The researchers also explored individual differences in these interactions. They looked at a personality trait called “universalism,” which involves a concern for the welfare of people and nature. The analysis indicated that individuals who scored high on universalism felt closer to partners labeled as human but did not show the same increased closeness toward partners labeled as AI. This finding suggests that personal values may influence how receptive an individual is to forming bonds with technology.
There are several potential misinterpretations and limitations to consider regarding this work. The study relied on text-based communication, which differs significantly from face-to-face or voice-based interactions. The absence of visual and auditory cues might make it easier for an AI to pass as human. Additionally, the sample consisted of university students from a Western cultural context. The findings may not apply to other age groups or cultures.
The AI responses were generated using a specific model available in early 2024. As technology evolves rapidly, newer models might yield different results.
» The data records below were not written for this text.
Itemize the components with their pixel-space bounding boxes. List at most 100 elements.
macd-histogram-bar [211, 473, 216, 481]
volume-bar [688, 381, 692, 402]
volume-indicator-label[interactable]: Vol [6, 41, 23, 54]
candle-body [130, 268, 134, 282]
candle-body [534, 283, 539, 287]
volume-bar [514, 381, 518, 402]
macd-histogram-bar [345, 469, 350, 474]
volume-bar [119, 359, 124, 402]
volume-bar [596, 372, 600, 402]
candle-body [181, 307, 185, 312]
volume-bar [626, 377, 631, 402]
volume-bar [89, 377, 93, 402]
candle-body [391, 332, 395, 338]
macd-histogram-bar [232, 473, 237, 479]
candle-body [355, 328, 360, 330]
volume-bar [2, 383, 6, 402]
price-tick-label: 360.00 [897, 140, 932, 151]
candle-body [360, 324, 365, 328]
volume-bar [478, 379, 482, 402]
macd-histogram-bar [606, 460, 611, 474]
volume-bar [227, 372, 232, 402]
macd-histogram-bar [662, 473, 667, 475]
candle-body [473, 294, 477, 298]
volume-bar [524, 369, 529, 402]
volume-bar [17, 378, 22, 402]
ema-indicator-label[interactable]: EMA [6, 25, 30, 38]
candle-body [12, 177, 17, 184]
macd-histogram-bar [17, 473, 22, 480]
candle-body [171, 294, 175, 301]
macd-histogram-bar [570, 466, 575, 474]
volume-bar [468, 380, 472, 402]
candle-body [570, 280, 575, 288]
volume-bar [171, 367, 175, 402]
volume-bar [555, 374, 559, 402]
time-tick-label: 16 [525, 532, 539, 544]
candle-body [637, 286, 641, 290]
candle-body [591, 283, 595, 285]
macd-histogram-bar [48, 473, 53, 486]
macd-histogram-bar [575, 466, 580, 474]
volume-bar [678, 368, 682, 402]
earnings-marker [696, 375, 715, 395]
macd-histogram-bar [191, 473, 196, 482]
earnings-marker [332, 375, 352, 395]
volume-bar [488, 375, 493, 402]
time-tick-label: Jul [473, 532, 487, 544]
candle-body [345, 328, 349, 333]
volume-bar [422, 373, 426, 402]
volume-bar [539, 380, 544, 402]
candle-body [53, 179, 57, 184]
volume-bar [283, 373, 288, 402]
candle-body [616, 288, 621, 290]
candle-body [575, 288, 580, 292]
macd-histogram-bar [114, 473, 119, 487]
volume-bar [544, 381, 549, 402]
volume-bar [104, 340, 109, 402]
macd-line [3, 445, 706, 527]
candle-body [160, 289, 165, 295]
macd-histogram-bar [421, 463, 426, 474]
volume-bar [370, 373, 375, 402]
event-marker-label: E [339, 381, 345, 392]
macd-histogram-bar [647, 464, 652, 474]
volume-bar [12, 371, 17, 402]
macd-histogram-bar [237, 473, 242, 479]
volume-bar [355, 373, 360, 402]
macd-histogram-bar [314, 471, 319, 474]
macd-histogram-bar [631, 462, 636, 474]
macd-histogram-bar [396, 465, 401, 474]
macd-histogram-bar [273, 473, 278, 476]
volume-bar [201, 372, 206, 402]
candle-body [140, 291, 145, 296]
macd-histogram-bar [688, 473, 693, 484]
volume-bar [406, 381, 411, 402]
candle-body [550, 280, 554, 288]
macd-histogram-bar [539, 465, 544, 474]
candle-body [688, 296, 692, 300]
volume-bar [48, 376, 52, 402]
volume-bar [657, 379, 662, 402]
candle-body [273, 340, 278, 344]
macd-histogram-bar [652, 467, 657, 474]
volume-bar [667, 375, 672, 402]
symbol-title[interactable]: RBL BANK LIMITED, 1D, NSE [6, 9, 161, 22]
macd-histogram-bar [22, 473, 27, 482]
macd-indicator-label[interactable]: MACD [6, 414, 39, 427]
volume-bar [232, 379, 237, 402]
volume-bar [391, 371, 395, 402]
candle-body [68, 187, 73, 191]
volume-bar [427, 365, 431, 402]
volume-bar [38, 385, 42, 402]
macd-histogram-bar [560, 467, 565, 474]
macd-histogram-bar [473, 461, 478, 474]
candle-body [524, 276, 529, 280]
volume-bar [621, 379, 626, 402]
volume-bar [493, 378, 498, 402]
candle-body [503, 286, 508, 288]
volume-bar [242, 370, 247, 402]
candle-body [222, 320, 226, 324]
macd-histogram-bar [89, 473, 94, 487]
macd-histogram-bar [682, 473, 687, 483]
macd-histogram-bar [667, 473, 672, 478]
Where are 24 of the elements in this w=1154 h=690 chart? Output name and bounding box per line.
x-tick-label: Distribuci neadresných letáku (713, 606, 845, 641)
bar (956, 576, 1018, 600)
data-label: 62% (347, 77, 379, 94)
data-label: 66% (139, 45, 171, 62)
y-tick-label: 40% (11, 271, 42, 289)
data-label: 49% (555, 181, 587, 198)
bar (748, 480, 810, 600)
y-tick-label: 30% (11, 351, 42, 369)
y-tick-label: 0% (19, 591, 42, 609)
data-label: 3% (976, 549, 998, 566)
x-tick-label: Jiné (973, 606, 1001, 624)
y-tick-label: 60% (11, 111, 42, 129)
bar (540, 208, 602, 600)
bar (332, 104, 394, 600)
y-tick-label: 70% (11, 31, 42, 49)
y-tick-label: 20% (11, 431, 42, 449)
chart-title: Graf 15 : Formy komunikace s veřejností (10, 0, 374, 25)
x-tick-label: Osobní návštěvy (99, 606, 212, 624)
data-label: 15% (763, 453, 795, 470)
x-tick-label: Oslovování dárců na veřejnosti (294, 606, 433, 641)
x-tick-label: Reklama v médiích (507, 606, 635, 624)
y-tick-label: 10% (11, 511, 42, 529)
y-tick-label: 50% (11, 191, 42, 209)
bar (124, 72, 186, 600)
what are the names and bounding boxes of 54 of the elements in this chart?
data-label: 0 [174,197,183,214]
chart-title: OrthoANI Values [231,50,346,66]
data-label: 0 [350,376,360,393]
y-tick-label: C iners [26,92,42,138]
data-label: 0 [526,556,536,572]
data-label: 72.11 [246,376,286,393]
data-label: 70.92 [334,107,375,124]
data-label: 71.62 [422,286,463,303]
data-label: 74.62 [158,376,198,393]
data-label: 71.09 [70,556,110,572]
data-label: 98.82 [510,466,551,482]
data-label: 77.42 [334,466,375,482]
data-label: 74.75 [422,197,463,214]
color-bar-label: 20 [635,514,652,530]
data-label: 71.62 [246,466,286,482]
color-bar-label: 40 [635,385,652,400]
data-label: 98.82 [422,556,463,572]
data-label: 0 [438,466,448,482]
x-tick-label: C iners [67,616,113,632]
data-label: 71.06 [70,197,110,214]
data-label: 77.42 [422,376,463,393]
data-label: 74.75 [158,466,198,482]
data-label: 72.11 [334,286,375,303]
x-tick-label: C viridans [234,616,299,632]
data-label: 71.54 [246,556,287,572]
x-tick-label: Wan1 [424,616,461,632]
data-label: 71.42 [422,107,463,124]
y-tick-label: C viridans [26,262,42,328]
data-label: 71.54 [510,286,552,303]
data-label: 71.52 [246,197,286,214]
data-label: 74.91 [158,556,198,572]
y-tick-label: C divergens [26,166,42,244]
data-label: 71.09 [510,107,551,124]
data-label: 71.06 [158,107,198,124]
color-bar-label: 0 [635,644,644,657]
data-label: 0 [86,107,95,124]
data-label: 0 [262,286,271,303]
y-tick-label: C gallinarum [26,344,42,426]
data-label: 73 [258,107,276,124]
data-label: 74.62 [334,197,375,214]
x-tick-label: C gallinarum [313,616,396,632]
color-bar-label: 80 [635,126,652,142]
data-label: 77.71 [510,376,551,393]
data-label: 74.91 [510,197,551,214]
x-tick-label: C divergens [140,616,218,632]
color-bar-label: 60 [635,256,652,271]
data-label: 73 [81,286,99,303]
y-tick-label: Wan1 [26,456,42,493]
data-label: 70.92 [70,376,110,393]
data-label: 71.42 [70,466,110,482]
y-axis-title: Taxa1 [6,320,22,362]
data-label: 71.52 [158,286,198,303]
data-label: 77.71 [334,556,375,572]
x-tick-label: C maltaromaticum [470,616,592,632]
It is also important to note that the AI was prompted to act as a specific character. This means the results apply to AI that is designed to mimic human behavior, rather than a generic chatbot assistant.
Future research could investigate whether these effects persist over longer periods. This study looked only at a single, short-term interaction. Scientists could also explore whether using avatars or voice generation changes the dynamic of the relationship. It would be useful to understand if the “uncanny valley” effect, where near-human replicas cause discomfort, becomes relevant as the technology becomes more realistic.
The study has dual implications for society. On one hand, the ability of AI to foster closeness suggests it could be useful in therapeutic settings or for combating loneliness. It could help alleviate the strain on overburdened social and medical services. On the other hand, the fact that AI was most effective when disguised as a human points to significant ethical risks. Malicious actors could use such systems to create deceptive emotional connections for scams or manipulation.
The study, “AI outperforms humans in establishing interpersonal closeness in emotionally engaging interactions, but only when labelled as human,” was authored by Tobias Kleinert, Marie Waldschütz, Julian Blau, Markus Heinrichs, and Bastian Schiller.